Di lei spesso si sottolinea solo la testimonianza di fede religiosa, ma ci sembra importante evidenziare anche il suo grandissimo spessore umano, la sua modernità.
Con l’avvicinarsi del 5 febbraio, nella nostra città assistiamo ad espressioni di devozione sia sacre che, spesso, profane.
Duole dire che la sua modernità, il suo essere un modello anche per le donne del XXI secolo, sfugge troppo spesso alla maggioranza dei devoti, e anche delle devote. Ciò che vogliamo sottolineare è che Agata seppe opporsi allo stesso tempo al maschio e al potente prevaricatori.

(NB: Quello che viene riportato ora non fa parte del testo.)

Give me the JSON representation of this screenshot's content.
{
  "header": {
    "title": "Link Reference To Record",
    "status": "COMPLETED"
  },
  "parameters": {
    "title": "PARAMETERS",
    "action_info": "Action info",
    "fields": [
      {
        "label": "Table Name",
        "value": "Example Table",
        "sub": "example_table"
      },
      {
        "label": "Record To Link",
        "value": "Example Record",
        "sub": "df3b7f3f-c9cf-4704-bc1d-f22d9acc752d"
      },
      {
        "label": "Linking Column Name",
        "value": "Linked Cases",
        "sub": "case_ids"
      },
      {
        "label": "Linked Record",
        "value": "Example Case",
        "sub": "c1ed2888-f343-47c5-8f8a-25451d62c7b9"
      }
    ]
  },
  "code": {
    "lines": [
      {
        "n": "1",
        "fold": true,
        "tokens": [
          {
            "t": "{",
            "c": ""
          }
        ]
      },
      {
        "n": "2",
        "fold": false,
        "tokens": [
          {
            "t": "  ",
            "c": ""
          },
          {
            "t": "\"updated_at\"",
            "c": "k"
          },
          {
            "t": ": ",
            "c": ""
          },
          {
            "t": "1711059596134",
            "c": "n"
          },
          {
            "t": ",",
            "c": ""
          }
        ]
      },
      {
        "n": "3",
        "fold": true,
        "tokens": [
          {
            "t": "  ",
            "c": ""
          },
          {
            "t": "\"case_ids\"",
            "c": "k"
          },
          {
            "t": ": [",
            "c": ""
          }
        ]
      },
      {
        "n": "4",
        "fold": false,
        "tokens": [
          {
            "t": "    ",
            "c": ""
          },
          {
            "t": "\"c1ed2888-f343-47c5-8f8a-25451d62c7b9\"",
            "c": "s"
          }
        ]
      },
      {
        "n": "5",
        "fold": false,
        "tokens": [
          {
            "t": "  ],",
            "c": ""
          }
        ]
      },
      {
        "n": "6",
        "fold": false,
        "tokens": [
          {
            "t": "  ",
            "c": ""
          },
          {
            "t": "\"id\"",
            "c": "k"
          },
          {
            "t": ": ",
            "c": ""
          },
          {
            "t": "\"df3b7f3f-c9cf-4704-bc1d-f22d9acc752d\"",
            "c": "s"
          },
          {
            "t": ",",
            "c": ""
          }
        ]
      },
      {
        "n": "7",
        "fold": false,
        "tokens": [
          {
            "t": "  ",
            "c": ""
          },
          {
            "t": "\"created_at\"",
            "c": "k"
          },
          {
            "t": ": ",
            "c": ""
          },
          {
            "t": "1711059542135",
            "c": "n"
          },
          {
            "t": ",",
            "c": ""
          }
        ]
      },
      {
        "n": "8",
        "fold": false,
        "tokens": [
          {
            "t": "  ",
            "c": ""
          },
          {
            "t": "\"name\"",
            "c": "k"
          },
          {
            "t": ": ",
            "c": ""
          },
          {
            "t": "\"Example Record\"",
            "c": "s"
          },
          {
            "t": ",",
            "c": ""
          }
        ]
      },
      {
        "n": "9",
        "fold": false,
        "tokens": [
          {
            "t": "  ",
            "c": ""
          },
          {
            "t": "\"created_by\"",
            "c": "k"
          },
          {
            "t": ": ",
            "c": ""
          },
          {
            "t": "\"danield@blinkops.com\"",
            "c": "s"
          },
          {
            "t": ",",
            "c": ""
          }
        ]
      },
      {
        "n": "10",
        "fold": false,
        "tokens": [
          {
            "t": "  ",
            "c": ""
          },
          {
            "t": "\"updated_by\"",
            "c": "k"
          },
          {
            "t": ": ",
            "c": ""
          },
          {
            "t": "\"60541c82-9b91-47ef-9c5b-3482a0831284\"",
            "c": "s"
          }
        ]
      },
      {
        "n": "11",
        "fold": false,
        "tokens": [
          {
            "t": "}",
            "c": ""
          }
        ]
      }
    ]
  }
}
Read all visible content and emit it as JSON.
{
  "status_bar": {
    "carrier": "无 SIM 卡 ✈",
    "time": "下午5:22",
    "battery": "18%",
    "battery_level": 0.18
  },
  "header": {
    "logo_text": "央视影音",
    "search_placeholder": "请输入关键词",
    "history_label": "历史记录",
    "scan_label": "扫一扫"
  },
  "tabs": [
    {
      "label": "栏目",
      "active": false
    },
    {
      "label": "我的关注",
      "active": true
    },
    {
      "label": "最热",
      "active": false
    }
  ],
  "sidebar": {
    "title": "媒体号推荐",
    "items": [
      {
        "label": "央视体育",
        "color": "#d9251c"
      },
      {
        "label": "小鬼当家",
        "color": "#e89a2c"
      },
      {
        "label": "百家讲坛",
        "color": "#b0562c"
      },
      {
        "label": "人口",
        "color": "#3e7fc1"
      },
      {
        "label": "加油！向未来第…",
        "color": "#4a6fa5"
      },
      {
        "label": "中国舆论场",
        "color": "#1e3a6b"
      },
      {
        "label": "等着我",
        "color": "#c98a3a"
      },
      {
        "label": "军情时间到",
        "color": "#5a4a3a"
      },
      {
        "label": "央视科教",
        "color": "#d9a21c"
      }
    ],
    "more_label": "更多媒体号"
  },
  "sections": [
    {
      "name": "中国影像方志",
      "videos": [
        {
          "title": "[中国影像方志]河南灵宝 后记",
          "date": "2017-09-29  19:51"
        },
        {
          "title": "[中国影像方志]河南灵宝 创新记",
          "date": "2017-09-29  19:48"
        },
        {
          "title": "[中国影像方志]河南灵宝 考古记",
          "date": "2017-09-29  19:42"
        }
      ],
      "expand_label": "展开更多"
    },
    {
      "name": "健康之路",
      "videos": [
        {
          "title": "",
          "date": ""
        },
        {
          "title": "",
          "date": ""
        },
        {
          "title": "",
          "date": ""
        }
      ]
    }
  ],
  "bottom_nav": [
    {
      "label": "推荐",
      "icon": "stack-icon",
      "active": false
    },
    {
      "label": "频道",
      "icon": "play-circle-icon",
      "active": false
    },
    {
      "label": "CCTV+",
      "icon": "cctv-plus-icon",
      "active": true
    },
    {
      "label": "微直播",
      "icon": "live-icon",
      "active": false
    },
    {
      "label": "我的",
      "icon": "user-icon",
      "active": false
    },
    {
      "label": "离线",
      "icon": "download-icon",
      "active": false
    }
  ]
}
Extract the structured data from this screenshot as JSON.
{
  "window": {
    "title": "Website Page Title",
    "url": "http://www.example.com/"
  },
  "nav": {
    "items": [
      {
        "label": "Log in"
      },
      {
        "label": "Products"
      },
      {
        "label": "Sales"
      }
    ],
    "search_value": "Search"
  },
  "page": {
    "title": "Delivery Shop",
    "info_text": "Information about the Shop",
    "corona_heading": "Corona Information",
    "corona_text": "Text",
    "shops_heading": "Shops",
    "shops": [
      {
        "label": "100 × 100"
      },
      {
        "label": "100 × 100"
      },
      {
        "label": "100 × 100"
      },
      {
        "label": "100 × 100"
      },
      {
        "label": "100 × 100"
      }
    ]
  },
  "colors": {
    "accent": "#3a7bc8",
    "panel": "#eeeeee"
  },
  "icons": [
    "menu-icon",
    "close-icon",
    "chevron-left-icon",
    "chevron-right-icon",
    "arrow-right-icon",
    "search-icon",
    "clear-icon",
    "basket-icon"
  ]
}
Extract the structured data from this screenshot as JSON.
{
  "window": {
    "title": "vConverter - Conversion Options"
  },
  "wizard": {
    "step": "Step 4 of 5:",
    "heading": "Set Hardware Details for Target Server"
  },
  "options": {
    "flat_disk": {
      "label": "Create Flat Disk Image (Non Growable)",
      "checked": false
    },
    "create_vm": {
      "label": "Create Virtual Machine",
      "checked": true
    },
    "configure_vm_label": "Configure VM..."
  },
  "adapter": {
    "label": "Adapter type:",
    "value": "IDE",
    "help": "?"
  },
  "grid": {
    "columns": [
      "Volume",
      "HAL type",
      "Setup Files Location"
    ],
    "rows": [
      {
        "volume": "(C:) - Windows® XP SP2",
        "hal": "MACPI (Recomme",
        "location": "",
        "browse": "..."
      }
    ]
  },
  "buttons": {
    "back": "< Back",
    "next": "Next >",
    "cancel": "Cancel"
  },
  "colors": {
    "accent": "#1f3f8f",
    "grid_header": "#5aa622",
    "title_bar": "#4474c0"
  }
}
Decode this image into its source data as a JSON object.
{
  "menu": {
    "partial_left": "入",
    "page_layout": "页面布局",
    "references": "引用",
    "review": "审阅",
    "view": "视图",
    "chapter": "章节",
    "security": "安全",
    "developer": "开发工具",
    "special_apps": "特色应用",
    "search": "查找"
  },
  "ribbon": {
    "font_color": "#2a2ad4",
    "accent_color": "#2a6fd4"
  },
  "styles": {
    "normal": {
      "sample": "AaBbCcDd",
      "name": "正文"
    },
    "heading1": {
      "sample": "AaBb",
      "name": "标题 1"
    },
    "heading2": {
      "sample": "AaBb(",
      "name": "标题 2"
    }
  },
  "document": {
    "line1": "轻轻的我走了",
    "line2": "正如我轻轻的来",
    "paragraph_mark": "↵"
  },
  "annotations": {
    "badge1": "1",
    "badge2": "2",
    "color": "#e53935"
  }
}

Come può essere oggi di esempio alle giovani donne catanesi e non solo? In una città con uno dei più alti tassi di evasione scolastica si legge di padri che non mandano a scuola le figlie adolescenti perché i loro fidanzati si oppongono. Padri che hanno abdicato al loro ruolo, al loro dovere di educatori, condannando le figlie a una vita di ignoranza e di sottomissione.
Ecco, Agata può essere da esempio a tutte queste giovani, dando loro la forza di ribellarsi a questo stato di cose per conquistare la propria indipendenza e un futuro migliore.
Speriamo in questo miracolo.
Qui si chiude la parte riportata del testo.